Der Bund, und damit das BFE, hat im Zusammenhang mit der Verbesserung vom Energieverbrauch in Gebäuden nur eine unterstützende Funktion. Gemäss Bundesverfassung (Artikel 89, Absatz 4), sind für die Massnahmen, die den Verbrauch von Energie in Gebäuden betreffen, vor allem die Kantone zuständig. Von welcher Grössenordnung sprechen wir hier?

Der Gebäudepark in der Schweiz

In der Schweiz stehen cirka 1,8 Millionen Gebäude mit einer Gesamtfläche von um die 800 Millionen Quadratmeter.

Die Schweizer Gebäude verbrauchen rund 45% des gesamten Endenergiebedarfs, was etwa 100 TWh entspricht (Schätzwerte über die Periode 2010 – 2015). Ungefähr 75% davon wird für die Heizung aufgewendet. Heizöl ist weiterhin der wichtigste Energieträger, welches über die Hälfe dieses Wärmeenergiebedarfes abdeckt. Etwa ein Viertel des Gebäudeparks wird mit Erdgas versorgt.
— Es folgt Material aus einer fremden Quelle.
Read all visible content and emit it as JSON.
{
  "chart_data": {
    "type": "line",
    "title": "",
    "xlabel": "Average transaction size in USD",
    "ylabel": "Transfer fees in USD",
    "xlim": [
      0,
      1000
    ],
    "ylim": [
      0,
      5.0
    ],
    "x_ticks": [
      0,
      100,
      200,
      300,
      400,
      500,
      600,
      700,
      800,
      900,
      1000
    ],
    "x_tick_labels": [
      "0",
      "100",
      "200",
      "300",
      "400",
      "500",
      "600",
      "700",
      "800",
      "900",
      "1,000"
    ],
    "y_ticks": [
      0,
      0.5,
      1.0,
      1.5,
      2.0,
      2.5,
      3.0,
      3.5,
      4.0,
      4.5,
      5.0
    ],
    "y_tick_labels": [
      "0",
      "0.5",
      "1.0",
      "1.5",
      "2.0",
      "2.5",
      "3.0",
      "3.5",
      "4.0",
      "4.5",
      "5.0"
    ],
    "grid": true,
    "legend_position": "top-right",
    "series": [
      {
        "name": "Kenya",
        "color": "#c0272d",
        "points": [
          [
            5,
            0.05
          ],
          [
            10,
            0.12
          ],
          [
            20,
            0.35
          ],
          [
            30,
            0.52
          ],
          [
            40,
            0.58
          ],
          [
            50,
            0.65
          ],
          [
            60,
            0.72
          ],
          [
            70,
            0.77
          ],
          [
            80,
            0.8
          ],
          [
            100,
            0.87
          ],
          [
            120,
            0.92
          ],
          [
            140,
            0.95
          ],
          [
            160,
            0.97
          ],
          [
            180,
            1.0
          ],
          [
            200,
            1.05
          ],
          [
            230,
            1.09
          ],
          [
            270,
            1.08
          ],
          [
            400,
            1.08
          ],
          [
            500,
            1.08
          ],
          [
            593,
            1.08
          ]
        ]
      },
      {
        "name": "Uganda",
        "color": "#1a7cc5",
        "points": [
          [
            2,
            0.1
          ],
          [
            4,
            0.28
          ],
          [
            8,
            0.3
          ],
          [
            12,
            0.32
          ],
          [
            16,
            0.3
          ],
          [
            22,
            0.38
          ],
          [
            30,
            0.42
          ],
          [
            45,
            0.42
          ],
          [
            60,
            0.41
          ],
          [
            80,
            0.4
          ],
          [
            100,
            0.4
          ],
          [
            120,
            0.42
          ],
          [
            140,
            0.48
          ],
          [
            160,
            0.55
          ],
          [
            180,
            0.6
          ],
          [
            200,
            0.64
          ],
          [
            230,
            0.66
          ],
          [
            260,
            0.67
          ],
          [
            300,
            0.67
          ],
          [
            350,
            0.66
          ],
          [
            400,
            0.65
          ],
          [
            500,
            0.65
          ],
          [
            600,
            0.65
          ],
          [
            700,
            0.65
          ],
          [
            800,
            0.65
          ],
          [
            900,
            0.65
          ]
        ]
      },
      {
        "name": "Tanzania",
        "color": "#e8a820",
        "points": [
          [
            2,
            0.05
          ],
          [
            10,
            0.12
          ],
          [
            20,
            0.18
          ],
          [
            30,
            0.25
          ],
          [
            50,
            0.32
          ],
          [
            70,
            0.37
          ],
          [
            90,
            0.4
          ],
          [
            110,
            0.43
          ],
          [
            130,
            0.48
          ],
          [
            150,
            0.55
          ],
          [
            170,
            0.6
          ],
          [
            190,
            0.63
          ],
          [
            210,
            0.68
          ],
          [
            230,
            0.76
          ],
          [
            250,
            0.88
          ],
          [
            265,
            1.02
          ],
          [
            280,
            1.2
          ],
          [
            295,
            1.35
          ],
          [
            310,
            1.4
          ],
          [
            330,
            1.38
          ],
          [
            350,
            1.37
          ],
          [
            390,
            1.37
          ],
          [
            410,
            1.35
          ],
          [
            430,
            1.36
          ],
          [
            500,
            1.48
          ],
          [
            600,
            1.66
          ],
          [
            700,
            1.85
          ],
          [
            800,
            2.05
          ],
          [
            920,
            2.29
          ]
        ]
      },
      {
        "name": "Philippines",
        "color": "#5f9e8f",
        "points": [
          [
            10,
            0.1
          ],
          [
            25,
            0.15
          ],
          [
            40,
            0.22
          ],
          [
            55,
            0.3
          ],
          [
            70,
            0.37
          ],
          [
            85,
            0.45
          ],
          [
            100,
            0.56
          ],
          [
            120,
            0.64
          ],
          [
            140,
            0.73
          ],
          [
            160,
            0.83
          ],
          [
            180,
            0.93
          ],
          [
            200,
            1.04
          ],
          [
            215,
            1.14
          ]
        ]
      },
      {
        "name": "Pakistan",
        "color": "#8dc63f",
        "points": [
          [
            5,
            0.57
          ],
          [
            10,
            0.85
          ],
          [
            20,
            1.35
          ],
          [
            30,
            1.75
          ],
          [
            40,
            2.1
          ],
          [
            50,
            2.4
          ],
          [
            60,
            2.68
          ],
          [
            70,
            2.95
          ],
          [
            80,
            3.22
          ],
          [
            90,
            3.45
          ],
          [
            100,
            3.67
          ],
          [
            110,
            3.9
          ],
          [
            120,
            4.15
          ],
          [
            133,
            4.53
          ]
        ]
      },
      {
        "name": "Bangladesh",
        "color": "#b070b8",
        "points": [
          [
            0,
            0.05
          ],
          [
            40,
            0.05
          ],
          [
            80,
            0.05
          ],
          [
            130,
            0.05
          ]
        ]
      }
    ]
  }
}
Die Anzahl der erneuerbaren Heizsysteme ist zunehmend, jedoch immer noch klein.

Die jährlichen Investitionen in den Gebäudepark betragen CHF 40 Milliarden (Neubauten CHF 27 Milliarden, Sanierungen CHF 13 Milliarden). Durch die Öffentliche Hand wird davon etwa 15% getragen, während Private die restlichen 85% investieren.

Die Energiestrategie 2050 (neue Energiepolitik) sieht für den schweizerischen Gebäudepark einen Verbrauch von 55 TWh im Jahr 2050 vor. Gegenüber der Schätzperiode soll der Endenergieverbrauch also nahezu halbiert werden. Eine Herkulesaufgabe die das BFE gemäss der bekannt gegebenen Strategie erreichen will.

Die ROSEN-Vision

Reduktion (ergänzend zur Vision Substitution)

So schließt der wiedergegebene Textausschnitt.